Dig ended up showing something

Dig:

austin@Austin:/mnt/c/Users/Austin Pena$ dig AAAA app-name.internal

; <<>> DiG 9.16.1-Ubuntu <<>> AAAA app-name.internal
;; global options: +cmd
;; Got answer:
;; ->>HEADER<<- opcode: QUERY, status: NOERROR, id: 3330
;; flags: qr rd ad; QUERY: 1, ANSWER: 2, AUTHORITY: 0, ADDITIONAL: 0
;; WARNING: recursion requested but not available

;; QUESTION SECTION:
;app-name.internal.         IN      AAAA

;; ANSWER SECTION:
app-name.internal.  0       IN      AAAA    fdaa:<redacted>:2
app-name.internal.  0       IN      AAAA    <redacted>

;; Query time: 0 msec
;; SERVER: 172.30.144.1#53(172.30.144.1)
;; WHEN: Mon Jul 19 14:18:59 PDT 2021
;; MSG SIZE  rcvd: 116

And then when I run

psql postgres://postgres:<password>@[fdaa:0:95<redacted>:2]:5432

I get

psql: error: could not connect to server: could not connect to server: Network is unreachable
        Is the server running on host "<ipv6 address" and accepting
        TCP/IP connections on port 5432?

It makes no sense that dig works but psql won’t, I don’t get it.
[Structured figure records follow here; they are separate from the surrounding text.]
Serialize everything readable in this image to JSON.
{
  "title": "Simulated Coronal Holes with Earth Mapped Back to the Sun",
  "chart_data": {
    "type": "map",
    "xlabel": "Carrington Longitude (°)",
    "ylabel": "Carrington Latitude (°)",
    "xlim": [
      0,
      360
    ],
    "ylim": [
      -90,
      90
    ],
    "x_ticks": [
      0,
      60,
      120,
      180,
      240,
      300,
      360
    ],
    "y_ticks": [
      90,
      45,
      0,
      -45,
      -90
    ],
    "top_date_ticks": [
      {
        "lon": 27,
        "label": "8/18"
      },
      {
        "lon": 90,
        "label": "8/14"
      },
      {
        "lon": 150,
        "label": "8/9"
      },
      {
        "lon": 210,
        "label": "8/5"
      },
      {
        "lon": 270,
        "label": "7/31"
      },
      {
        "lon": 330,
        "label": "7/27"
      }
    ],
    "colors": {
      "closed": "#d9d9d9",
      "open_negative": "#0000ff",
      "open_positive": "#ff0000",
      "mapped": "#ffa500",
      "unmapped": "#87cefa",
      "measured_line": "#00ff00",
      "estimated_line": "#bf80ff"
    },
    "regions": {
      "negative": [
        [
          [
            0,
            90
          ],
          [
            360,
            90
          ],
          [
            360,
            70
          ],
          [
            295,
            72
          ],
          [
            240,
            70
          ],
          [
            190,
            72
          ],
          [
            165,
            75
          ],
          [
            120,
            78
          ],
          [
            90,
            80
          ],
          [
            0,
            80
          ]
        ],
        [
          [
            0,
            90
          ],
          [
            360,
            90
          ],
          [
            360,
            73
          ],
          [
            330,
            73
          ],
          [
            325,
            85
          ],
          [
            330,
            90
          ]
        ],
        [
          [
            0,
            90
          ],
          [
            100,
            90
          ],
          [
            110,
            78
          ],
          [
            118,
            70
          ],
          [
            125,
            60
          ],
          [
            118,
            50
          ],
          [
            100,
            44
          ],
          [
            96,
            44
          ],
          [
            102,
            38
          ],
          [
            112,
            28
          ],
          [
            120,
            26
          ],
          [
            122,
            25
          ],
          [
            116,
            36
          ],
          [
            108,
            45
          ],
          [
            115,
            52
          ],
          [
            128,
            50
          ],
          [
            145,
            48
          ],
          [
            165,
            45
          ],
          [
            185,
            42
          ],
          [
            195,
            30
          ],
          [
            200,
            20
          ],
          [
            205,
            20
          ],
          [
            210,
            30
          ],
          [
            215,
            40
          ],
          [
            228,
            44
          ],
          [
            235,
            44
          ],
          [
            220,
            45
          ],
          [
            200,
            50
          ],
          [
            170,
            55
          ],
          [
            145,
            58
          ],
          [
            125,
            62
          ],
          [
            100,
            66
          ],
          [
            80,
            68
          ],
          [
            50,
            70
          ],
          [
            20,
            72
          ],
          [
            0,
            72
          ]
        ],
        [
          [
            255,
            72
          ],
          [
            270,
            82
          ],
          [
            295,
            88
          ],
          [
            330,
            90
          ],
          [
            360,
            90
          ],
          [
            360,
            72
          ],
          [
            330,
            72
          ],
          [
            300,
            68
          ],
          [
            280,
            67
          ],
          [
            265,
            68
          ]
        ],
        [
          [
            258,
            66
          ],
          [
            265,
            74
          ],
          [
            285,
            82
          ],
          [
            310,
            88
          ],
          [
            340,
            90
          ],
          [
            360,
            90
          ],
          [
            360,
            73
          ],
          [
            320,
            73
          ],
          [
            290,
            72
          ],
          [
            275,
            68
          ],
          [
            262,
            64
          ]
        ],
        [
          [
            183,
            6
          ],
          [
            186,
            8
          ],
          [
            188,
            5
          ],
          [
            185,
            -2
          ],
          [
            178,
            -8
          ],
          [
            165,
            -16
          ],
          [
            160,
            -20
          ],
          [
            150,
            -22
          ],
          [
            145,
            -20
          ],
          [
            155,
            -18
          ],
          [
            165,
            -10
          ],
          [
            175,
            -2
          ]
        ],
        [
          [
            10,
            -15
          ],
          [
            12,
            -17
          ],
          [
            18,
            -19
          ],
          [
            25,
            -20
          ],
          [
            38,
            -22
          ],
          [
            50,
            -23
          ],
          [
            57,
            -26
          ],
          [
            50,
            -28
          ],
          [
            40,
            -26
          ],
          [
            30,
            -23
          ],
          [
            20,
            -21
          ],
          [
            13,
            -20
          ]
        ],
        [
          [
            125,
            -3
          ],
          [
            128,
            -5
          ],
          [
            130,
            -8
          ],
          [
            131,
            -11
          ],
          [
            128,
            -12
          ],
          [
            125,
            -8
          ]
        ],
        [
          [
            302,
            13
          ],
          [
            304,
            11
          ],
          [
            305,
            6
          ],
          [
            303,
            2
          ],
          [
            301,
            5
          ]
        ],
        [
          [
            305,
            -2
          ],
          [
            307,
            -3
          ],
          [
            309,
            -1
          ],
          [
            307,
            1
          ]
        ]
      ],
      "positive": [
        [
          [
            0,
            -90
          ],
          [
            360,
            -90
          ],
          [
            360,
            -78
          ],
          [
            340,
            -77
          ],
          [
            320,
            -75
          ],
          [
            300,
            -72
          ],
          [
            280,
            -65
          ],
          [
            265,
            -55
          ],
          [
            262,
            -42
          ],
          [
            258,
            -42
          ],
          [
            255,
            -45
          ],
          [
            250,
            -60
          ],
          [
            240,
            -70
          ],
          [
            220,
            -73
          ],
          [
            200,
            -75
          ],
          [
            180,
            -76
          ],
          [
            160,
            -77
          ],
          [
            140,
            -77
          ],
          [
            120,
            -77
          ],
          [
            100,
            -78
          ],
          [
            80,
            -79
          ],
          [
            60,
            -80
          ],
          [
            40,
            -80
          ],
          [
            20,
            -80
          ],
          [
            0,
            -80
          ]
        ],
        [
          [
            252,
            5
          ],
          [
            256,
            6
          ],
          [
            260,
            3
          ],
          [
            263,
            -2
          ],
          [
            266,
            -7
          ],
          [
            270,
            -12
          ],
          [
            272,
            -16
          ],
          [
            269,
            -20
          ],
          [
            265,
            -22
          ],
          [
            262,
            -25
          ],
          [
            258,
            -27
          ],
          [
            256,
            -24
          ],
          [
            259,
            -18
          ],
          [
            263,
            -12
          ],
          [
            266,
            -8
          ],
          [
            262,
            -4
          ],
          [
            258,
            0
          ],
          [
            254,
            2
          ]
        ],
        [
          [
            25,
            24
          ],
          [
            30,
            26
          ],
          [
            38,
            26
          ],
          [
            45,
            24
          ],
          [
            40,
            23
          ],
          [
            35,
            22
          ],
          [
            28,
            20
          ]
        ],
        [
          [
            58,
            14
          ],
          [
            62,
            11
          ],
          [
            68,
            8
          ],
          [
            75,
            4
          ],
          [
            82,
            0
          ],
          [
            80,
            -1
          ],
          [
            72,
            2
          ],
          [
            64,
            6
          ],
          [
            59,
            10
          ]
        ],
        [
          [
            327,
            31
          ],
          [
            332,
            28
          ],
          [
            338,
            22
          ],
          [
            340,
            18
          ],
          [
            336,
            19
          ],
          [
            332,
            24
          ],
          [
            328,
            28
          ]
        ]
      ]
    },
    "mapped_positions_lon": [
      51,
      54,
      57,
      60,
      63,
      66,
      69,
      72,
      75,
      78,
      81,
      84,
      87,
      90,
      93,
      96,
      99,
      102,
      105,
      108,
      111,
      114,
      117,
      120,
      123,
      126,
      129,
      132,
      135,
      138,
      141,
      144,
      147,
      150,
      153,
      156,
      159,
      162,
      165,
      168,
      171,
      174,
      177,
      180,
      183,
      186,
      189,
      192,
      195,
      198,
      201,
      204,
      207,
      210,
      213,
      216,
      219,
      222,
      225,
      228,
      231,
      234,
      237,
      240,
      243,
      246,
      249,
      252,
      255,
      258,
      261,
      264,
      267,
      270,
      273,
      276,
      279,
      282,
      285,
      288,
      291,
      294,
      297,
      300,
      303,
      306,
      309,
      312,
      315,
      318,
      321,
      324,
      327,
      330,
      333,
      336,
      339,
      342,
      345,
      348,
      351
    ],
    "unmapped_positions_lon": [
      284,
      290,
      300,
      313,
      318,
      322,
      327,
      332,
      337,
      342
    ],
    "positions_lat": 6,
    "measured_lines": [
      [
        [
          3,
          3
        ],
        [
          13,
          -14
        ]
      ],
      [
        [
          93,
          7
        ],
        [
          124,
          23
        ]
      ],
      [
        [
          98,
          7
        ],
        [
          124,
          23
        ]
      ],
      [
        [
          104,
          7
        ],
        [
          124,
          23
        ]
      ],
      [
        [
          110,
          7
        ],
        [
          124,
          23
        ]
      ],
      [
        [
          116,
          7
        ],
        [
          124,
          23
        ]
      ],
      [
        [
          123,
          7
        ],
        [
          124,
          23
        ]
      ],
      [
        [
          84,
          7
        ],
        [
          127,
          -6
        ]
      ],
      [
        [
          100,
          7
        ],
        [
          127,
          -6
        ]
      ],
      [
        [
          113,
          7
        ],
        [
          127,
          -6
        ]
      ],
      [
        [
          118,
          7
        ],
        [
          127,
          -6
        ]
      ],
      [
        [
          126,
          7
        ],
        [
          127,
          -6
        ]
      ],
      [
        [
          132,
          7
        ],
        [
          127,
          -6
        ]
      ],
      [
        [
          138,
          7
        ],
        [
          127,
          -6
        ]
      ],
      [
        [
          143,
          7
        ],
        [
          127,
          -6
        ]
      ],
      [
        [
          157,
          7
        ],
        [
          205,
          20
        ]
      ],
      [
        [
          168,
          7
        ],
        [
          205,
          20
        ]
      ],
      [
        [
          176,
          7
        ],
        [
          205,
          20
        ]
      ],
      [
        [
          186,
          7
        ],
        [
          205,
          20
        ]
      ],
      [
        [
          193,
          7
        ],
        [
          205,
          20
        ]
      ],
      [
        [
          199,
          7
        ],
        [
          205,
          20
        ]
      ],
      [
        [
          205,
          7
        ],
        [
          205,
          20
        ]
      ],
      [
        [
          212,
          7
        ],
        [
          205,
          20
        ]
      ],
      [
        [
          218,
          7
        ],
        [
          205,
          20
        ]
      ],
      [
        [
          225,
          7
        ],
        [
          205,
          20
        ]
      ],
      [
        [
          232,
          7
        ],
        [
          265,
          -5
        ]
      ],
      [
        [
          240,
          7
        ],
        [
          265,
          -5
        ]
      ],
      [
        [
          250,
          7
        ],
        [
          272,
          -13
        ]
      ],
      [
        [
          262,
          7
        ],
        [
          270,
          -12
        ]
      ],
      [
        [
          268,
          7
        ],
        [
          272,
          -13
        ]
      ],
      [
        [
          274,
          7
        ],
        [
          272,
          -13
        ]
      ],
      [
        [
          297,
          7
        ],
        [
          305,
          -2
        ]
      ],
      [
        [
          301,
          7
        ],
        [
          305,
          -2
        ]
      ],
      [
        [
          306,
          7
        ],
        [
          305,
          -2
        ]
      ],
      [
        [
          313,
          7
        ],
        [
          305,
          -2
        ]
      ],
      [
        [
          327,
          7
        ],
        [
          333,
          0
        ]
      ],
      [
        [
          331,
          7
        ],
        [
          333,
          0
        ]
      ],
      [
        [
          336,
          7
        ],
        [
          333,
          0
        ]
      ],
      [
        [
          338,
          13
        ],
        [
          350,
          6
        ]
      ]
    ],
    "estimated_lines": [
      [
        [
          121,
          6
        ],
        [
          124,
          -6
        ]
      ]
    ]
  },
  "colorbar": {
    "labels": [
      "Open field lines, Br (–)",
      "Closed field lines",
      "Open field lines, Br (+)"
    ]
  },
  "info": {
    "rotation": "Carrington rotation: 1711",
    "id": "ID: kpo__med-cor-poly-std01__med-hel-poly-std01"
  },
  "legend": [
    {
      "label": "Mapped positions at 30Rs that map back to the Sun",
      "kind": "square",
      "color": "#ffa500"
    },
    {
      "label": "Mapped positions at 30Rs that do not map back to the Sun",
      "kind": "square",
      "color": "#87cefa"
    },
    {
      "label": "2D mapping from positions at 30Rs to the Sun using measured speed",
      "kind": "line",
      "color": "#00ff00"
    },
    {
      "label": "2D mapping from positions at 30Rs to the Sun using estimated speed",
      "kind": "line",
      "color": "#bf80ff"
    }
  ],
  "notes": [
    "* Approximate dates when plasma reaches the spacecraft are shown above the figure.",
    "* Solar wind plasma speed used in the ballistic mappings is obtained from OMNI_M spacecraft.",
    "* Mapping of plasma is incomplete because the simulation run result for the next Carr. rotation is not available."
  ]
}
We are working on a command that lets you bypass system wireguard to connect to a postgres, I think that will help. My guess right now is that this is an issue with Windows + wireguard. If you’re not using wsl version 2, it might be worth trying that.

I am using WSL v2. Let me know the status on that command or if you can think of any work arounds to connect something like Datagrip or connect to my postgres directly.